Asked whether he feared the warnings, he said Ukrainians have lived with such threats for years.

“No, we don’t [fear] any kind of such messages,” Zelensky said. “We live with such messages each day... That’s why it’s not something new for us.”

He also drew a distinction between the Iranian regime and the Iranian public.

“I think that a lot of people in Iran, really civilians, they want to live a normal life and to be free,” he said.

Putin, pressure, and the wider war

Zelensky tied the drone threat to what he sees as the international community’s failure to stop Russian President Vladimir Putin.

“It’s a pity,” he said. “We don’t see the power in the world who can really stop Putin.”

He argued that weak sanctions, especially those that still allow Russia to profit from oil and gas sales, have helped fund the same war machine now affecting both Ukraine and the Middle East.

“Not everybody put sanctions on Russia, didn’t stop the oil and gas benefits from energy sales,” Zelensky said, adding that Russia uses that money for weapons and, now, to provide “intelligence and drones to Iran.”

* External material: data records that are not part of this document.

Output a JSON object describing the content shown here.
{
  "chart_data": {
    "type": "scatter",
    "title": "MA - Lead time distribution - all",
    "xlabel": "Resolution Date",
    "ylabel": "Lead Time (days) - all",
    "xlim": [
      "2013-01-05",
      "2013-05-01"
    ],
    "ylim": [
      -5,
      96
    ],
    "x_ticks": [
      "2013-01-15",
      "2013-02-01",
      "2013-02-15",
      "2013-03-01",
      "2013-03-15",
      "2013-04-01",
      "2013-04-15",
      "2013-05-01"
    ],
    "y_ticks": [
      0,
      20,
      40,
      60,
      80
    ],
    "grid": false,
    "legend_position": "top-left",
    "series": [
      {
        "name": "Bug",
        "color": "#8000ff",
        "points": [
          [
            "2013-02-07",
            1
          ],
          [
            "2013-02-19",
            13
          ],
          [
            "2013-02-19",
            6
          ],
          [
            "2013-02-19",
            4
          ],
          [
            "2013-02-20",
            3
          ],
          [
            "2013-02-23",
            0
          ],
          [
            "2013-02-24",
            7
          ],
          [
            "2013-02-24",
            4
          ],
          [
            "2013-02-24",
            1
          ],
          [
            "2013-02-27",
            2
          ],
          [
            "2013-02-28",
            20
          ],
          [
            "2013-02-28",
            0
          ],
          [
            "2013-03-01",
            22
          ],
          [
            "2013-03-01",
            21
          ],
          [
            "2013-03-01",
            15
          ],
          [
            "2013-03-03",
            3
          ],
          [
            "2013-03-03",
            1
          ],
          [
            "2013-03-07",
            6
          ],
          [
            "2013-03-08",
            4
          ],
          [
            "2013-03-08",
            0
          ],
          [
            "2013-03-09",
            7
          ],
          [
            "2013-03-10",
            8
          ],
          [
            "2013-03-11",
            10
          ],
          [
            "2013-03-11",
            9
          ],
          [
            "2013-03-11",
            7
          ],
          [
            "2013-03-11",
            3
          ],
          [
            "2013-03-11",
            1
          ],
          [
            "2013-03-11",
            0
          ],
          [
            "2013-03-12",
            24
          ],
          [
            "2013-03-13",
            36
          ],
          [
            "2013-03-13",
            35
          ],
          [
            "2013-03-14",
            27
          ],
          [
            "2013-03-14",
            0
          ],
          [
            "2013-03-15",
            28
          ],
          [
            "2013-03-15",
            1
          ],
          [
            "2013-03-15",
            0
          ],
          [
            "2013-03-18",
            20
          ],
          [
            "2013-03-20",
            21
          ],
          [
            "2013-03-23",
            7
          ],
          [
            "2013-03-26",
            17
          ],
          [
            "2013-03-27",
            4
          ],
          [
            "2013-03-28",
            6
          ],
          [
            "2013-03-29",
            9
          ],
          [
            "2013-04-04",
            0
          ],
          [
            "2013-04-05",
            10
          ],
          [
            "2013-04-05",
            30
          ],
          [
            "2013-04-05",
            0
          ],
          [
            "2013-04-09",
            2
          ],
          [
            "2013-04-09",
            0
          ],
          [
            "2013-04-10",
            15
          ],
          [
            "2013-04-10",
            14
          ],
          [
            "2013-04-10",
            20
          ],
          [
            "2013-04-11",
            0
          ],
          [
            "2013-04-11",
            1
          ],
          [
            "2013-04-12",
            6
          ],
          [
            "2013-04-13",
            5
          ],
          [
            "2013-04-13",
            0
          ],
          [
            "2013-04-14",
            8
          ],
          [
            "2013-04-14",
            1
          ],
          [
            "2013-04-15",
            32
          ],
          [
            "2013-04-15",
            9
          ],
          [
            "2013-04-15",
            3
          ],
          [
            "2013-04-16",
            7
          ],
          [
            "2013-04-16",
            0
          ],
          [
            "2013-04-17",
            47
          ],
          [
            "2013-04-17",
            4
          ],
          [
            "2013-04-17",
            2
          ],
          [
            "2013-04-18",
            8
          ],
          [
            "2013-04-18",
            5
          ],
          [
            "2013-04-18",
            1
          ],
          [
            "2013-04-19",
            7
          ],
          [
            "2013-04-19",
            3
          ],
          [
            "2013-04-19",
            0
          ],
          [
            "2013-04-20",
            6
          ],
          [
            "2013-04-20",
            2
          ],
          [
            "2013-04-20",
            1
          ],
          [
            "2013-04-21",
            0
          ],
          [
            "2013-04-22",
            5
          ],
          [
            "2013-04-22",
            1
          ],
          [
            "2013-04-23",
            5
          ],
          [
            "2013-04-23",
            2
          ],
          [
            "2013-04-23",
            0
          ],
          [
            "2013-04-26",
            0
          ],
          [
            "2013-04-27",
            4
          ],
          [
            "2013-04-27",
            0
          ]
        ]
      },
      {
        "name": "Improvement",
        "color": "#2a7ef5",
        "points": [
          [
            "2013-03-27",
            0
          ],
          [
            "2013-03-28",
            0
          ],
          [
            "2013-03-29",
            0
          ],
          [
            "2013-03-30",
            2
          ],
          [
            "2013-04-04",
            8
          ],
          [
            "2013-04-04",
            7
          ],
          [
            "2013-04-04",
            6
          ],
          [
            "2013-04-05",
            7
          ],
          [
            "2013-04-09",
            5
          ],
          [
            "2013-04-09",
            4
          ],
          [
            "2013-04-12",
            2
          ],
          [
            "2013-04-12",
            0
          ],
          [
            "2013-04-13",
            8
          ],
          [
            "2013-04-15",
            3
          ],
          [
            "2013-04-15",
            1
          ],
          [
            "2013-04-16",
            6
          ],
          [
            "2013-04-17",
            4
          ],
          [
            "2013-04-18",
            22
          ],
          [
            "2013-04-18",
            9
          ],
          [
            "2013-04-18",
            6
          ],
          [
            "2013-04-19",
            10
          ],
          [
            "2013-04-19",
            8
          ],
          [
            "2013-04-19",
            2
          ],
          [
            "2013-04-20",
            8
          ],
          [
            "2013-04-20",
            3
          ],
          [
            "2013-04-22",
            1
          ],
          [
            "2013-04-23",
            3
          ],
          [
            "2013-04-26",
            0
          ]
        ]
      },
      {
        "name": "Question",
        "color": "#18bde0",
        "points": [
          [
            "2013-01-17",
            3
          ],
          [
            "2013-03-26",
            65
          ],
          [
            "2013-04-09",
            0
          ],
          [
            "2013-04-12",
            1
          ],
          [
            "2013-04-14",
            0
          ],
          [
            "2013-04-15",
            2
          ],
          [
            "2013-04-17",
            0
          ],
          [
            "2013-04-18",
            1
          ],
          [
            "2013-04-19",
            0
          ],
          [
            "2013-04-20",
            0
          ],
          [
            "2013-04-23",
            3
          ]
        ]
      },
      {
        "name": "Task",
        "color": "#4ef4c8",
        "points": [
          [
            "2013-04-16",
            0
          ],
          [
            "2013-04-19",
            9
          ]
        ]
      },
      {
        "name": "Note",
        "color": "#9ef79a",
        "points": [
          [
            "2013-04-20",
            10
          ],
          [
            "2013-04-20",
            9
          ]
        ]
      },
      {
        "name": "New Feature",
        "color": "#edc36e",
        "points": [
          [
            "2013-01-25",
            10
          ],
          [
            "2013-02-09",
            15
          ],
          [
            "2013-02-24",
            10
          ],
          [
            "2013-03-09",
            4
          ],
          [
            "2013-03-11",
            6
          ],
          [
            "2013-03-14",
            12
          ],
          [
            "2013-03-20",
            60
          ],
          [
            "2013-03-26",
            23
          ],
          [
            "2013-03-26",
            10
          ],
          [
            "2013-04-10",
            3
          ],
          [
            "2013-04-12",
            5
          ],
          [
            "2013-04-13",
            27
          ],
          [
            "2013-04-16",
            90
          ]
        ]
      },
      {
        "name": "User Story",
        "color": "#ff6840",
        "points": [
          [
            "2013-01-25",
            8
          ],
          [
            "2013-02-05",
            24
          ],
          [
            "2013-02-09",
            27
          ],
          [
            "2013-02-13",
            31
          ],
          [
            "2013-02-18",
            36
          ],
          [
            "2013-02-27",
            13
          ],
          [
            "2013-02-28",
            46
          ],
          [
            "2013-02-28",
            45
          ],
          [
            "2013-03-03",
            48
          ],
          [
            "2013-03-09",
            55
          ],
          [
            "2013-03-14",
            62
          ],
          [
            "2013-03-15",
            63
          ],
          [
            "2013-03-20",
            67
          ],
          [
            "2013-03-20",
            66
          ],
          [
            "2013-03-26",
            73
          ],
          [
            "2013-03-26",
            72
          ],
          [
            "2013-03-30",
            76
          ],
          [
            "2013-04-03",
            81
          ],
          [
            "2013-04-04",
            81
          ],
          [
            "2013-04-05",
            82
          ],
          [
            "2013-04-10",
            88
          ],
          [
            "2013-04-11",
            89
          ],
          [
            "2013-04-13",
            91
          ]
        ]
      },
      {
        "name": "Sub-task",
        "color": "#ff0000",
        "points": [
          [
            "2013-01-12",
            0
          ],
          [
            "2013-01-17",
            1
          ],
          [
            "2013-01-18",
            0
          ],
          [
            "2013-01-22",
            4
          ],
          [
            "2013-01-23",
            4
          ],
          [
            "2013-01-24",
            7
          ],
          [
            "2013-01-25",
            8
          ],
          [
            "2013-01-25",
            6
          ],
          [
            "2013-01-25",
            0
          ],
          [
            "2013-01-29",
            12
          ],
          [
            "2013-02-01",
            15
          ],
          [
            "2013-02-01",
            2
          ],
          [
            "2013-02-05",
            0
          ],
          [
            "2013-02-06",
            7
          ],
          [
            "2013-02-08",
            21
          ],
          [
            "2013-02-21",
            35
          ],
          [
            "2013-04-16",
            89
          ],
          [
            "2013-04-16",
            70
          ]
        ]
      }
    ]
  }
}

He also warned that any easing of sanctions would only strengthen Russia’s defense industry.

“Russia will get benefits on oil sales,” he said, “and of course they will move all this money to the weapon industry.”

Message to Netanyahu, Israelis

Asked about possible contact with Prime Minister Benjamin Netanyahu, Zelensky said the Israeli side had reached out about a potential conversation and that he was ready.

Asked what message he would give Netanyahu, Zelensky replied: “He has what I need and I have what he needs. So I’m ready for this dialogue.”

He also offered a message to Israelis living under attack.

“I think you have a long history and long experience of living under attacks,” he said. “I hope that people will not lose their relatives, their very close people, and first of all, their children, because this is our future, this is our life.”

“I wish fewer losses during any kind of challenge, any kind of attack, any stage of this war.”

For Zelensky, the lesson goes beyond one war or one region. Russia’s battlefield experience, he said, is being turned into exportable knowledge, new technology, and methods that will not stay confined to Ukraine.

“This is big knowledge from the battlefield,” he said. “This is new technology based on Iranian technologies.”

“All these will have impact on other regions,” he said. “I always said Africa, Middle East, and Europe.”

In that sense, Zelensky’s interview was also a warning about what the rest of the world is now beginning to face: a drone war that started over Ukrainian cities, then spread outward, grew cheaper, grew smarter, and became harder to stop.

In Zelensky’s telling, Putin and Iran built that threat together.